The field reached an unprecedented milestone when Zolgensma® (onasemnogene abeparvovec) was approved by the FDA and EMA for in vivo adeno-associated virus-mediated gene replacement therapy for spinal muscular atrophy. Shortly after EMA approved Libmeldy®, an ex vivo gene therapy with lentivirus vector-transduced autologous CD34-positive stem cells, for treatment of metachromatic leukodystrophy. These successes could be the first of many more new gene therapies in development that mostly target loss-of-function mutation diseases with gene replacement (e.g., Batten disease, mucopolysaccharidoses, gangliosidoses) or, less frequently, gain-of-toxic-function mutation diseases by gene therapeutic silencing of pathologic genes (e.g., amyotrophic lateral sclerosis, Huntington's disease).
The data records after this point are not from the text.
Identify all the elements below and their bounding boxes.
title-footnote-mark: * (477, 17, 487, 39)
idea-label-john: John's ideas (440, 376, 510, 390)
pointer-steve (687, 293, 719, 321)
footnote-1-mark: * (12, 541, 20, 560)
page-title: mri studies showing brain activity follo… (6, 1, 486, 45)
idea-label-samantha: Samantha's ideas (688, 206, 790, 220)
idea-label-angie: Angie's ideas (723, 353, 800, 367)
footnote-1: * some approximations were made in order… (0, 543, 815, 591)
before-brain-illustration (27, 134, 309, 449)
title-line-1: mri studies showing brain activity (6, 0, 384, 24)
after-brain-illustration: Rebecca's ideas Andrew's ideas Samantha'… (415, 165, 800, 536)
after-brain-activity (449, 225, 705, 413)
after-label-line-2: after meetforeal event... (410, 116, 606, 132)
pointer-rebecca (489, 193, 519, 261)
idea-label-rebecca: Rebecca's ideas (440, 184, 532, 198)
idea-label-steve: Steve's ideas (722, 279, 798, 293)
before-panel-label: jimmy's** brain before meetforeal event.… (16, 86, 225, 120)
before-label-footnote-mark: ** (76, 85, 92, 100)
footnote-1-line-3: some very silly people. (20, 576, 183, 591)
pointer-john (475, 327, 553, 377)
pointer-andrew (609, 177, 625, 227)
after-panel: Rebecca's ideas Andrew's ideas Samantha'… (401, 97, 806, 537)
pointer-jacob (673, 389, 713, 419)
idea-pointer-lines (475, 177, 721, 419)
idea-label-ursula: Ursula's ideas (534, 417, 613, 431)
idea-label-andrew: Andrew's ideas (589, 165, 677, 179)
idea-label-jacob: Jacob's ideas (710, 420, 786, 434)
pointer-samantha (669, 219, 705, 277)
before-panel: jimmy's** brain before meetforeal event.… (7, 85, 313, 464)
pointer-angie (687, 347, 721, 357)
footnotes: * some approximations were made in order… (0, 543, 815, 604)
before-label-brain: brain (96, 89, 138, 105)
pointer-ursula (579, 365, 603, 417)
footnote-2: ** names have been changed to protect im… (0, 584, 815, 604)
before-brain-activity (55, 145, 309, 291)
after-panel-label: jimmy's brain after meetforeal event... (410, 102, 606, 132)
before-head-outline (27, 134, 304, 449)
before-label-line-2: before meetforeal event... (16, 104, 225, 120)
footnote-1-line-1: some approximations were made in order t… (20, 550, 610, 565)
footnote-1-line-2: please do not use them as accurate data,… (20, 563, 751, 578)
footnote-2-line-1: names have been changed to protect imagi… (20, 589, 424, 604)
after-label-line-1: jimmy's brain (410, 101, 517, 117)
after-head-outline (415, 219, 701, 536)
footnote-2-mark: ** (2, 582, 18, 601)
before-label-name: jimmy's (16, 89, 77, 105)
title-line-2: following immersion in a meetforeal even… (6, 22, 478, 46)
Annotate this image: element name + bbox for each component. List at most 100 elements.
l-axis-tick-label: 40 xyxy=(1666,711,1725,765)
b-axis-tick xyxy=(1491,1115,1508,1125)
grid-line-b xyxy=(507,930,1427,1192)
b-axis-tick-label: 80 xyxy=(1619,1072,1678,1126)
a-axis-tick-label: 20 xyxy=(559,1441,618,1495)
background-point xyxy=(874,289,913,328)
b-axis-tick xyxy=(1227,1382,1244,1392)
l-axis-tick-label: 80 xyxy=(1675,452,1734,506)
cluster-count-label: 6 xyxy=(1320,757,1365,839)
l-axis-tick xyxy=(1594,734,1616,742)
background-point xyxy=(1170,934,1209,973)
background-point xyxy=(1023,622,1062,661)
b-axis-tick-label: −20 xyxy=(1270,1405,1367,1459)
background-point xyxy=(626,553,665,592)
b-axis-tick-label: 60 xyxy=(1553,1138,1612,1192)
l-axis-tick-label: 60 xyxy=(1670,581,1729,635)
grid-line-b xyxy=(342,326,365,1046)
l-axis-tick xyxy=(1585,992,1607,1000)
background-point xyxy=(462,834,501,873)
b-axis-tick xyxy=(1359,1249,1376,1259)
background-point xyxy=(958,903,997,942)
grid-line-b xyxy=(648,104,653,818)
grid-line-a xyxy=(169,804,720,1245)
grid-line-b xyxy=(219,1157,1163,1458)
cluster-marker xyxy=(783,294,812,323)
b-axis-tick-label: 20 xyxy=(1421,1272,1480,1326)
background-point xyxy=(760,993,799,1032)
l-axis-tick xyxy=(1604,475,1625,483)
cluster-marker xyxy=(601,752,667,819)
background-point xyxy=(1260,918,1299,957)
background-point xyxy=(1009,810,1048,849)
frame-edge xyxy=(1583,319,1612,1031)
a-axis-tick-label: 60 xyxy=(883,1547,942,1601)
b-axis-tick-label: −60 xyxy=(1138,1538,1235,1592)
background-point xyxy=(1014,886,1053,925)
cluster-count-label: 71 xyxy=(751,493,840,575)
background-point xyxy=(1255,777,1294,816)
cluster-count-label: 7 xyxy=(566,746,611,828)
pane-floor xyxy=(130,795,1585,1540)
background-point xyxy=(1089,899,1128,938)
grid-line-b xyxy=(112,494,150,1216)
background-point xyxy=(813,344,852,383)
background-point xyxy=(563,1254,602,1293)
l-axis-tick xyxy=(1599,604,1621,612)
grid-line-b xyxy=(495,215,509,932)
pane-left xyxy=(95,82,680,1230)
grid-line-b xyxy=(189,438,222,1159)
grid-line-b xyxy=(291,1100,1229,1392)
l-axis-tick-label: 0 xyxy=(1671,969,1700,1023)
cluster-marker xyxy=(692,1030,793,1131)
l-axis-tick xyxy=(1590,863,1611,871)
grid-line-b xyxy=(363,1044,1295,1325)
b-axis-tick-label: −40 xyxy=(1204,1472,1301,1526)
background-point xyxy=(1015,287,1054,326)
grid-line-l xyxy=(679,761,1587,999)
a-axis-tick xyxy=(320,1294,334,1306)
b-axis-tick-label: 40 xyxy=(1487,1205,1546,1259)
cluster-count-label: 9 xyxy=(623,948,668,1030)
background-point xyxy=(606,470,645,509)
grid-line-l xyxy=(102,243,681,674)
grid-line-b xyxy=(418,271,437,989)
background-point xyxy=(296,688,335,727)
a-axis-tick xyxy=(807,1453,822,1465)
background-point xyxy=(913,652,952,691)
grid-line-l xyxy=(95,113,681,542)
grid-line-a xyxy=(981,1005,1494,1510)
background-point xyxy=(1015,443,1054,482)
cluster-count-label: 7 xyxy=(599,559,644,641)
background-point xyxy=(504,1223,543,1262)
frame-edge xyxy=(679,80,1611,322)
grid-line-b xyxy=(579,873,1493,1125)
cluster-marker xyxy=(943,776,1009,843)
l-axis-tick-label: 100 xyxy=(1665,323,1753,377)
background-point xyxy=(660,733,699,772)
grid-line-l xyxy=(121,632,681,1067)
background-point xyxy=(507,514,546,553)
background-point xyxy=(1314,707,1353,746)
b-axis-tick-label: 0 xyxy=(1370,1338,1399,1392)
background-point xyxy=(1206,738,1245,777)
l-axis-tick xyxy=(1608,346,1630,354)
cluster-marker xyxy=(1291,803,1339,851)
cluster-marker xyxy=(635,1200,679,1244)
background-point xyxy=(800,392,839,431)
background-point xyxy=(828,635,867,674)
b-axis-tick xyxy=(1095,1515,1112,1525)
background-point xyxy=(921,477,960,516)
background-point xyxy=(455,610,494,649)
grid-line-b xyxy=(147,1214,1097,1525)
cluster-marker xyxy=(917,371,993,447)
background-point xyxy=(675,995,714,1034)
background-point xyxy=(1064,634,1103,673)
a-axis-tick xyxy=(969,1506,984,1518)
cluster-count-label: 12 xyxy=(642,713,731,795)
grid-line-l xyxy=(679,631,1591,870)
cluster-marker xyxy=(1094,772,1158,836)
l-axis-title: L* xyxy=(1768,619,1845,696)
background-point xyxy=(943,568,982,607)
In addition, the use of genome editing as a gene therapy is being explored for some diseases, but this has so far only reached clinical testing in the treatment of mucopolysaccharidoses. Based on the substantial number of planned, ongoing, and completed clinical trials for rare genetic central nervous system diseases, it can be expected that several novel gene therapies will be approved and become available within the near future. Essential for this to happen is the in-depth characterization of short- and long-term effects, safety aspects, and pharmacodynamics of the applied gene therapy platforms.
In conclusion, we expect that gene therapy will become increasingly relevant for rare brain and spinal cord diseases in the coming future. Considering that many medical treatments available for diseases that offer merely symptomatic alleviation without targeting the underlying pathological etiology, approval of more gene therapies by regulatory authorities could become game changers for patients affected by rare diseases. This also highlights the potential of a change in thinking where we move from symptomatic alleviation to disease modification and even cure.
About Raj Bandaru:
Raj Bandaru is Associate Director in Regulatory Affairs and U.S. Regulatory Affairs Lead at Accenture. He has been with the company for the past 11 years. Before joining Accenture, he had 20 plus years of industry experience in pharma and biopharma companies. He worked on several therapeutic areas including orphan drug development for rare diseases. He is a Subject Matter Expert (SME) for Chemistry, Manufacturing, and Controls (CMC). As a Senior Regulatory Affairs Consultant at Accenture, he provides regulatory strategy and advisory services to the company’s client programs.